CATEGORY: Lee County
Youth jobs program to resume
By Philip Moulden
Area officials say restoration of federal funding will permit them to resume a summer jobs program for young people.
The "work experience component" of the youth jobs program was halted when Congress cut funding two years ago. The program had provided students summer jobs with nonprofit and governmental organizations.
The funding will mean about $400,000 for use in the eight counties covered by the Three Rivers Planning and Development District, which oversees the program, said Marilou Oyler, Jobs Training Partnership Act division director for Three Rivers. That should fund an average of 20 to 25 jobs per county.
"That's got everybody excited," Oyler said. "We're busily determining now how we're going to spread it (the funds) among our counties."
The program was designed to find summer work for students from lower-income families who are otherwise unable to land summer jobs.

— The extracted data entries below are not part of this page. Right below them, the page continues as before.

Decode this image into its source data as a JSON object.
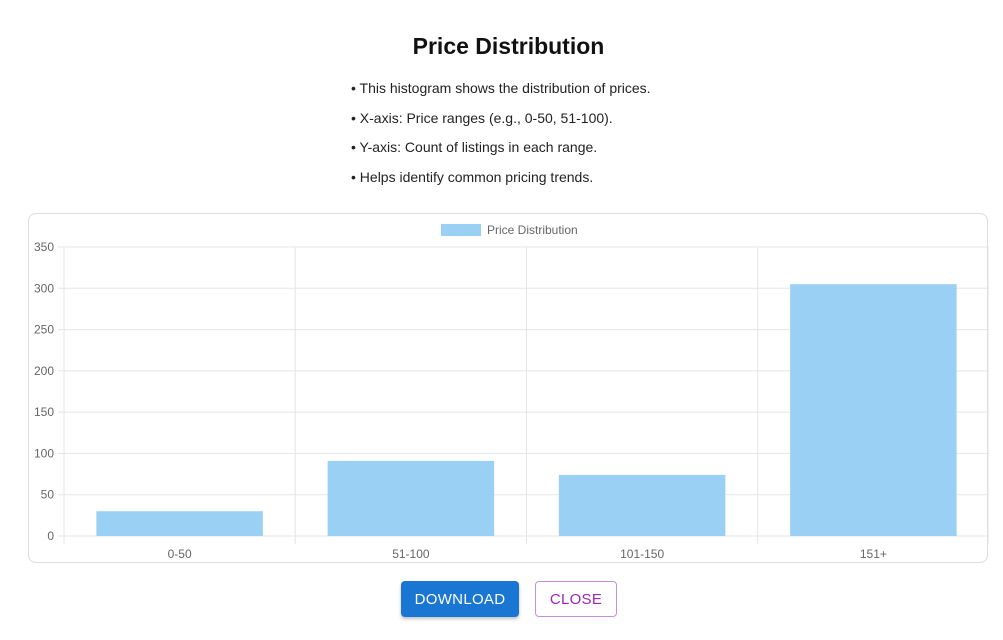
{
  "dialog": {
    "title": "Price Distribution",
    "bullets": [
      "• This histogram shows the distribution of prices.",
      "• X-axis: Price ranges (e.g., 0-50, 51-100).",
      "• Y-axis: Count of listings in each range.",
      "• Helps identify common pricing trends."
    ],
    "download_label": "DOWNLOAD",
    "close_label": "CLOSE"
  },
  "colors": {
    "bar_fill": "#9bd0f5",
    "primary": "#1976d2",
    "secondary": "#9c27b0",
    "grid": "#e5e5e5"
  },
  "chart_data": {
    "type": "bar",
    "title": "",
    "xlabel": "",
    "ylabel": "",
    "categories": [
      "0-50",
      "51-100",
      "101-150",
      "151+"
    ],
    "series": [
      {
        "name": "Price Distribution",
        "values": [
          30,
          91,
          74,
          305
        ]
      }
    ],
    "ylim": [
      0,
      350
    ],
    "yticks": [
      "0",
      "50",
      "100",
      "150",
      "200",
      "250",
      "300",
      "350"
    ],
    "grid": true,
    "legend_position": "top-center"
  }
}
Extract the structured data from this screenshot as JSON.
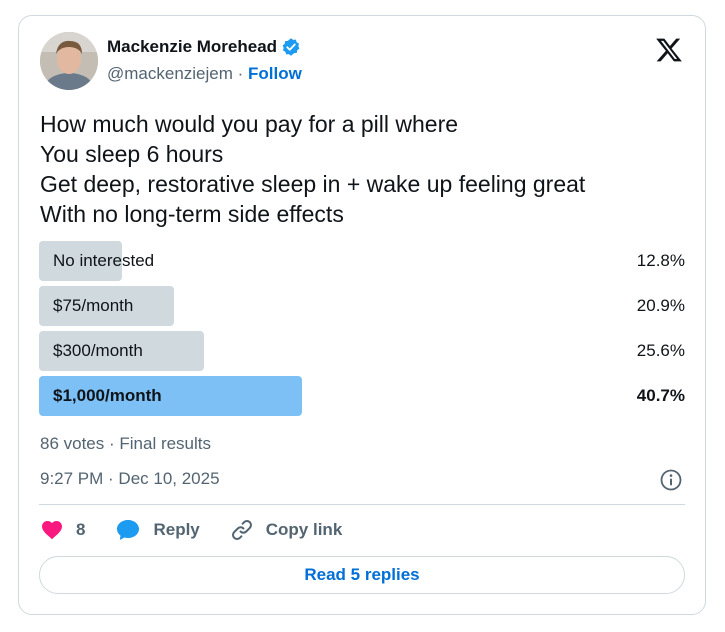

One of those excited by the summer job prospects was Zell Long, development officer for the City of Tupelo.
"I feel sure the Community Development Department will definitely go back to the painting program," Long said of a city summer project to upgrade housing while teaching young people painting and minor carpentry techniques. The program had been funded by LIFT Inc. through a grant from the Three Rivers jobs program.
The city generally asked for seven to 10 summer workers to paint and do minor repairs to homes whose owners, primarily the elderly, were incapable of doing the work and couldn't afford to have it done. In past years, the summer crews refurbished 13 to 17 houses during an eight-week program.
"If they (the program) can supply the workers, I know the city will do the program," Long said.
Whether the city's program would be selected this year isn't certain. Oyler said Three Rivers is only beginning to seek proposals from various entities, which will then be evaluated to determine which get a share of the new money.
Other jobs that were funded previously through the program included supplying aides to county officials or helpers for nonprofit community agencies.
While the summer jobs program was dormant the past two years, the agency continued its academic enrichment program. That effort provided remedial education or enhanced programs, such as computer training, for low-income youths.
The key to both programs is that they help students to develop job skills.
"One thing being stressed very much this year by the Department of Labor is that education and work complement each other," Oyler said. "The youths in the work experience component have got to show they are learning something in what they do."